Cover Photo by Fleur Treurniet on Unsplash
Python is an extremely flexible language with uses in tons of different applications and fields: web apps, automation, sciences, and data analysis, to name a few. However, my favorite thing to use it for is scripting. Scripting can be as simple as writing a quick little one-off script to do something faster than you would want to do by hand, or it can more complex, a recurring task that you polish up -- something with options, and flags, and a bit of a user interface.
Lucky for us, Python already has many of the essentials for scripting built into its standard library! I'm going to show you a few of the features I like best and how they are used. I'll be using Python 3.6 for all of these examples. Most things should work in any Python 3. Your mileage may vary if you use legacy Python (Python 2).
I know that there are libraries and frameworks out there for creating command line interfaces. They are awesome. In this article, I'm going to focus on Python's "Batteries Included": the standard library. I'll show you how much you can accomplish without installing a single external dependency.
The Setup
This will be a three-part survey of the tools available to us for Python scripting. I'll show off the functionality by creating three scripts that show off different parts of the standard library.
-
shout.py
: a script that shouts everything you pass into it. -
make_script.py
: a script that generates a starter script from a template, for use in things like Project Euler or Rosalind. -
project_setup.py
: a script that creates a basic project skeleton
This here is part one. Now, let's get started.
Script 1: shout
Did you ever wish that your computer would yell at you more? Or that you computer was more abrasive? You're in luck then, because we're about to fix all of that. Create a new file called shout.py
. We're going to first just fill in the basic functionality, and then build out the interface from there.
#!/usr/bin/env python
"""Takes in input and returns that same input, but uppercase."""
def shout(text):
return text.upper()
Good so far! I wanted to keep it simple to start with so we can focus mainly on our toolbox. Right now, if you run python shout.py
, it doesn't do anything. Let's fix that. But how do we get access to the arguments provided to our scripts? Our first tool: sys
. sys
is a module that handles a lot of different system-level, system-specific, or python-install-specific options and values. You can use it to check what version of Python someone's using, what operating system the script is running on, or (what we're using it for) get access to stdin
, stdout
, and command line arguments.
Using sys.argv
Let's look at one way we could use this script, which might be a good option if we have a set or specific number of arguments we expect.
#!/usr/bin/env python3
"""Takes in input and returns that same input, but uppercase."""
import sys
def shout(text):
return text.upper()
if __name__ == "__main__":
text = sys.argv[1]
print(shout(text))
argv
is the array of arguments (space-separated) that were passed to our script. Note that argv[0]

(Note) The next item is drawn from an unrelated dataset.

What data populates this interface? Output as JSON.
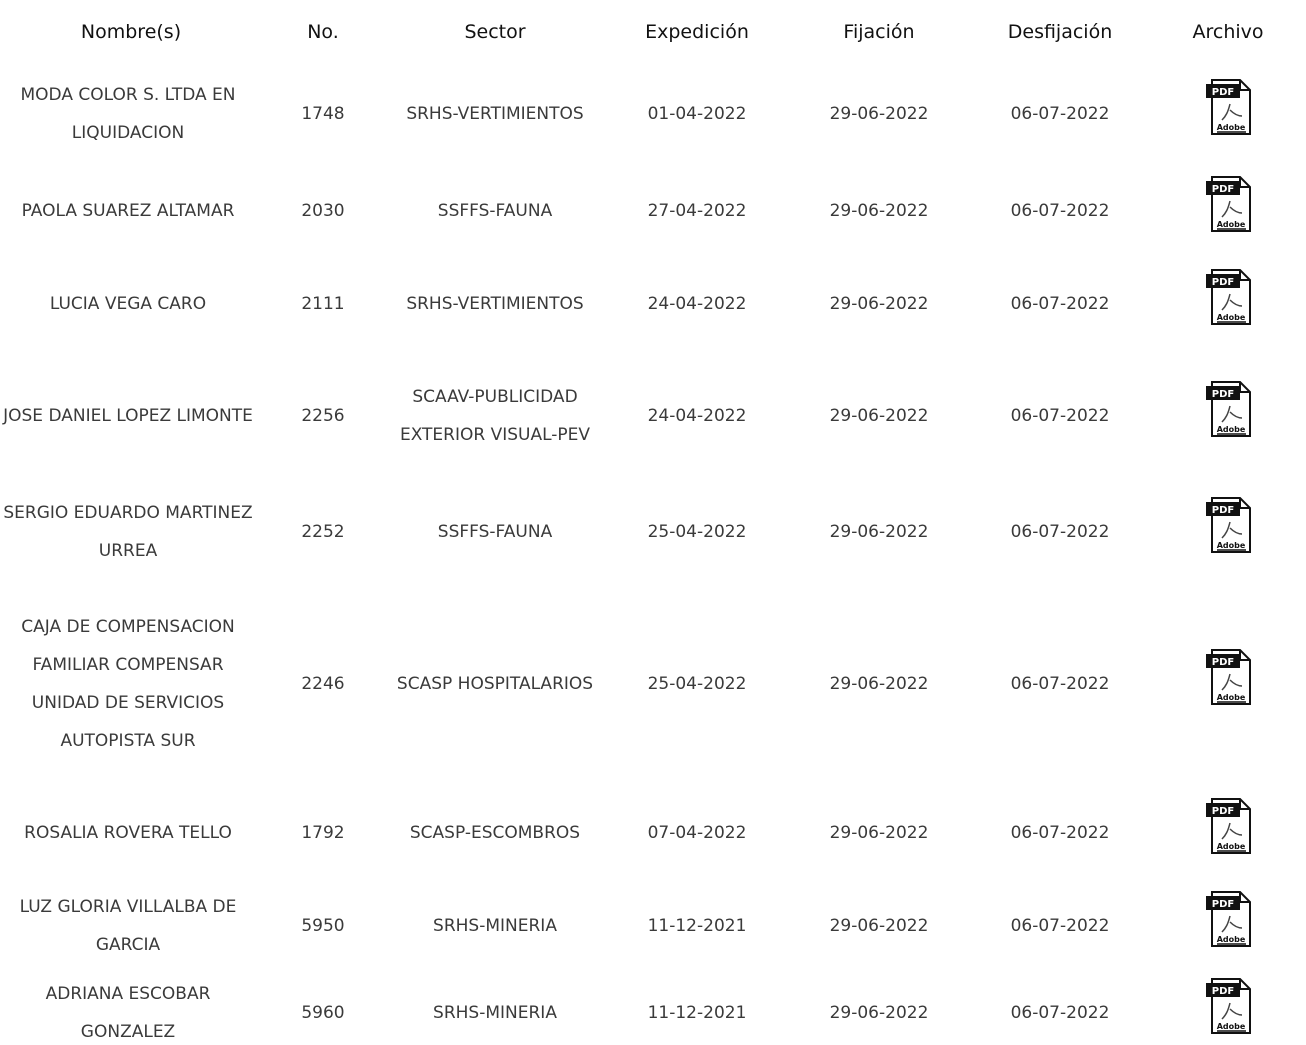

is the name of the script that was run. Running this, the result would be:
$ python3 shout.py banana
BANANA
That works OK for some things. If we had a script that calculated the area of a polygon based on the number of sides and side length (e.g. python polygonArea.py 5 20
), argv
would be just what the doctor ordered. But, in this case, it might be useful to be able to pass things into our script via stdin
, like any other shell command. Luckily, sys
has our back once again!
Using sys.stdin
and sys.stdout
#!/usr/bin/env python3
"""Takes in input and returns that same input, but uppercase."""
import sys
def shout(text):
return text.upper()
if __name__ == "__main__":
text = sys.stdin.read()
sys.stdout.write(shout(text))
The sys
module provides handles to stdin
, stdout
, and stderr
, which you can read and write to, respectively, just like any other file-type object. Now find a text file or create one with multiple lines, and run your code like this:
$ cat test.txt | python3 shout.py
BANANA OONANA
I GAVE MY HEART TO A BANANA
MY HEART TO A BANANA.
BANANA OONANA!
I'm sorry for all of the "banana" stuff. I've got that song stuck in my head. But the Python stuff is cool, right? There's one more improvement we can make here. What if our text that we want shouted was really, really long? It would be better for it to be processed line by line, right? That way, we could see partial outputs as it processes, and we don't have to worry about reading the whole file into memory. That's what's so great about stdin
and stdout
being "File-like objects." They've got the same methods that regular files do. That means we can iterate over the lines of stdin
in a for
loop!
# ...
if __name__ == "__main__":
for line in sys.stdin:
sys.stdout.write(shout(line))
This time, when you run it, you won't notice any difference. Let's put a delay in between each line.
#!/usr/bin/env python3
"""Takes in input and returns that same input, but uppercase."""
import sys
from time import sleep
def shout(text):
return text.upper()
if __name__ == "__main__":
for line in sys.stdin:
sys.stdout.write(shout(line))
sleep(3)
As you run it this time, the lines should come out slowly, whereas the old version would happen all at once no matter what!
Using fileinput
What if you wanted to go really over the top with this shouting tool? You wanted to be able to shout a whole bunch of files at once, along with piping from stdin
? You'd want fileinput
. Check it out.
#!/usr/bin/env python3
"""Takes many inputs and returns that same input, but uppercase."""
import fileinput
import sys
def shout(text):
return text.upper()
if __name__ == "__main__":
for line in fileinput.input():
sys.stdout.write(f"({ fileinput.filename() }) - { shout(line) }")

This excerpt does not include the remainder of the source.